Einen solchen kranken (und uneinsichtigen) Menschen unbehandelt und unbeaufsichtigt schalten und walten zu lassen geht mMn gar nicht. Wenn er Pech hat, gerät er mal an ein Gegenüber, das seinen Angriff nicht als banal empfindet und entsprechend (über)reagiert. Wenn das passiert, sind dann wohl beide per laissez-faire optimal von unserem Staat (dem mit dem Gewaltmonopol) vor einer Straftat gegen Leib und Leben geschützt worden?
Ich denke, so gedacht wie in diesem Fall ist zu einfach gedacht.

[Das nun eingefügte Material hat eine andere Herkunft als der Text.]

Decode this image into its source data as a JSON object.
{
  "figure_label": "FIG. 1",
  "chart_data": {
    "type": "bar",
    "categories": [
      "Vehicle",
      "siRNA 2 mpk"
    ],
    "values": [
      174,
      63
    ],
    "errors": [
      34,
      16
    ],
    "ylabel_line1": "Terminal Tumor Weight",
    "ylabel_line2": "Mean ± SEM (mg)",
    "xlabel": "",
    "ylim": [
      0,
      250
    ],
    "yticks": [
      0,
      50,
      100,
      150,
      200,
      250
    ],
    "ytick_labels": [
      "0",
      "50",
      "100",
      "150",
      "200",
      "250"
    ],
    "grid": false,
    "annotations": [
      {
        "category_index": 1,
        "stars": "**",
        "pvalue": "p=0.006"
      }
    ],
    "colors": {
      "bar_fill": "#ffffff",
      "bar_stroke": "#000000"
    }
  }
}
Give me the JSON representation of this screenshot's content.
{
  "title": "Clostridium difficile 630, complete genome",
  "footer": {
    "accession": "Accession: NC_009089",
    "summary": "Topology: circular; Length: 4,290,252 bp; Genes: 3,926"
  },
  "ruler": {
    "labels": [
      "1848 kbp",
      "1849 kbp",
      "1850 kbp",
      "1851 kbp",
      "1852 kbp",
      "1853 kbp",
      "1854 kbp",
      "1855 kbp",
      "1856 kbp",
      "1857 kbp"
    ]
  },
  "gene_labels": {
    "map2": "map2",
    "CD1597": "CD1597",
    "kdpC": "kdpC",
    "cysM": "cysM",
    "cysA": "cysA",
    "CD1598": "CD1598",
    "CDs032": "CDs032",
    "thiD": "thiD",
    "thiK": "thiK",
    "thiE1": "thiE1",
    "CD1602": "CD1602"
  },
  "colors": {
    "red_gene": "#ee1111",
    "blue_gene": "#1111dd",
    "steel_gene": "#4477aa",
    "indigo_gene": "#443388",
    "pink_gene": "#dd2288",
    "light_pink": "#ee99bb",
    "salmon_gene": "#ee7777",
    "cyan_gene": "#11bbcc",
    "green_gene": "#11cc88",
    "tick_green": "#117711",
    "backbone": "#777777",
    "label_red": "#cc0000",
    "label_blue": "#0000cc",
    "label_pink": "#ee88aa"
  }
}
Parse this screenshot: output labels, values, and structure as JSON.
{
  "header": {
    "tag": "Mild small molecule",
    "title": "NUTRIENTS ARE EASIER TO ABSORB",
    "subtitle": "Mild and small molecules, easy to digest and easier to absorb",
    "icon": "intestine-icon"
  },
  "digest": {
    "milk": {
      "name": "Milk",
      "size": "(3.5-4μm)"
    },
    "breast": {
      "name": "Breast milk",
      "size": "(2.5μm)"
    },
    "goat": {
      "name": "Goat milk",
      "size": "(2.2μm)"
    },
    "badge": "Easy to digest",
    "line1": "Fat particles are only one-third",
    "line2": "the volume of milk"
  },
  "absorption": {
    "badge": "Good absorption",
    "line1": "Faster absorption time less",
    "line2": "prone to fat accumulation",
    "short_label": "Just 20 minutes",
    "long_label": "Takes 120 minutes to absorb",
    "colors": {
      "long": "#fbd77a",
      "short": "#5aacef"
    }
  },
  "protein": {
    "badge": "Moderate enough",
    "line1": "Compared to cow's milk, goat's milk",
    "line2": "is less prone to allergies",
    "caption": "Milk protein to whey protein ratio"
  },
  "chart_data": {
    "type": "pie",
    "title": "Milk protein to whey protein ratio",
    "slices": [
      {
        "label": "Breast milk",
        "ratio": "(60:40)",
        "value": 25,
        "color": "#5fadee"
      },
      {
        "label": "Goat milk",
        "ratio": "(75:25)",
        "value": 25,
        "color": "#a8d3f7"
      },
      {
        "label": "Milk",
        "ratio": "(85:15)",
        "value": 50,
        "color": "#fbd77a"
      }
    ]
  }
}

Die Taten sind nicht schwerwiegend und die „Gefährlichkeitsprognose“ ist unkonkret - das sage nicht ich sondern ein Gericht, das sich offenbar ausführlich mit dem Fall befasst hat. Und auch die 9 Monate „Unterbringung“ gemäß § 126a StPO ergaben offenbar nichts anderes. Das ist zu akzeptieren, wer sowas als „Täterschutz“ verhöhnt, siehe unten, hat keine Ahnung von der Realität der Forensik und offenkundig wenig Sinn für die Prinzipien des Rechtsstaats.
Und: es ist bekannt, dass Prognosegutachten in einer hohen Anzahl falsch-positiv sind und viele Menschen über Jahre zu Unrecht eingesperrt sind, ohne dass diese eine Gefahr darstellen. Nachzulesen bspw. bei Nedopil. Das deckt sich mit meinen Erfahrungen in der Forensik.